Called before Congress to testify about Salomon, Buffett delivered a steely message to company employees. “Lost money for the company. I understand. I'll lose a piece of company's reputation.
His fame also gave him a unique shaking in Washington, adding weight to his declarations on political and financial issues. Ackman said policymakers also followed Buffett's comments and the annual letter, and acted on ideas such as treating management stock options as corporate expenses.
Though he was a Democrat who approved Hillary Clinton for the president and adorned the Obama-era proposal for higher taxes on wealthy people, Buffett advised the president from both parties. It was most notable in 2008 when he was begged by corporate executives and the George W. Bush administration to help the global financial system blend in.
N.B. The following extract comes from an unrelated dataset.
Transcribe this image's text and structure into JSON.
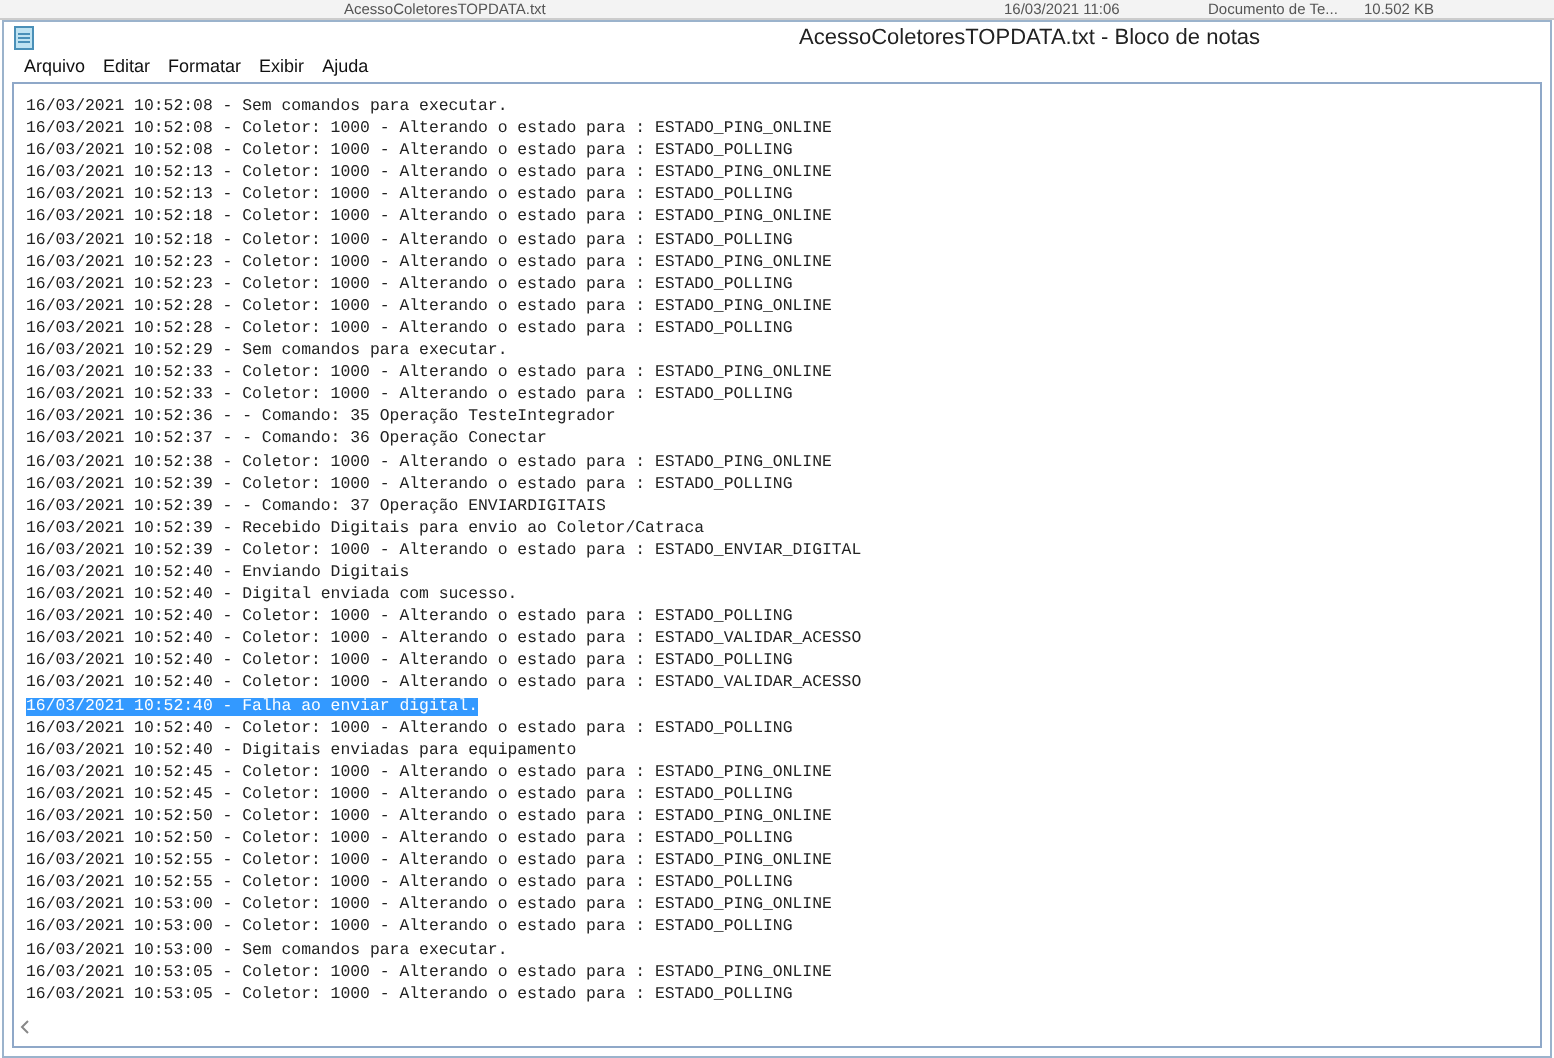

Buffett ultimately agreed to invest billions in Goldman Sachs and General Electric, and Ackman moved in comparison to JP Morgan's efforts to save the banks in the early 20th century. However, he charged both companies with 10% of the then Austronomy interest rate.
“Warren Buffett represents everything good about American capitalism and America itself,” JP Morgan Chase chief executive Jamie Dimon said after the announcement Saturday.
While Berkshire's future looks financially solid, Ackman calls the company “the rock of Gibraltar,” but says that longtime Buffett's followers may not hold a seemingly mythical position without a major architect.
Berkshire's next CEO, Gregory Abel, is considered a business's top operator and a well-versed contract maker, and Buffett hired Todd Combs and Ted Weschler as high-level investment executives over a decade ago.
Buffett “gives Berkshire the best chance possible for the next chapter” to Lawrence Cunningham, director of the Weinberg Corporate Governance Centre at the University of Delaware.
However, other investors are worried that the company will not become a little more special and will not revolve around picking stocks they place on the map. Bill Smeade, whose investment company owns Berkshire stock and attends this year's annual meeting, said the conglomerate is already unambitious and is eschewing potentially transformative deals.
“It's the end of the times,” Smead said.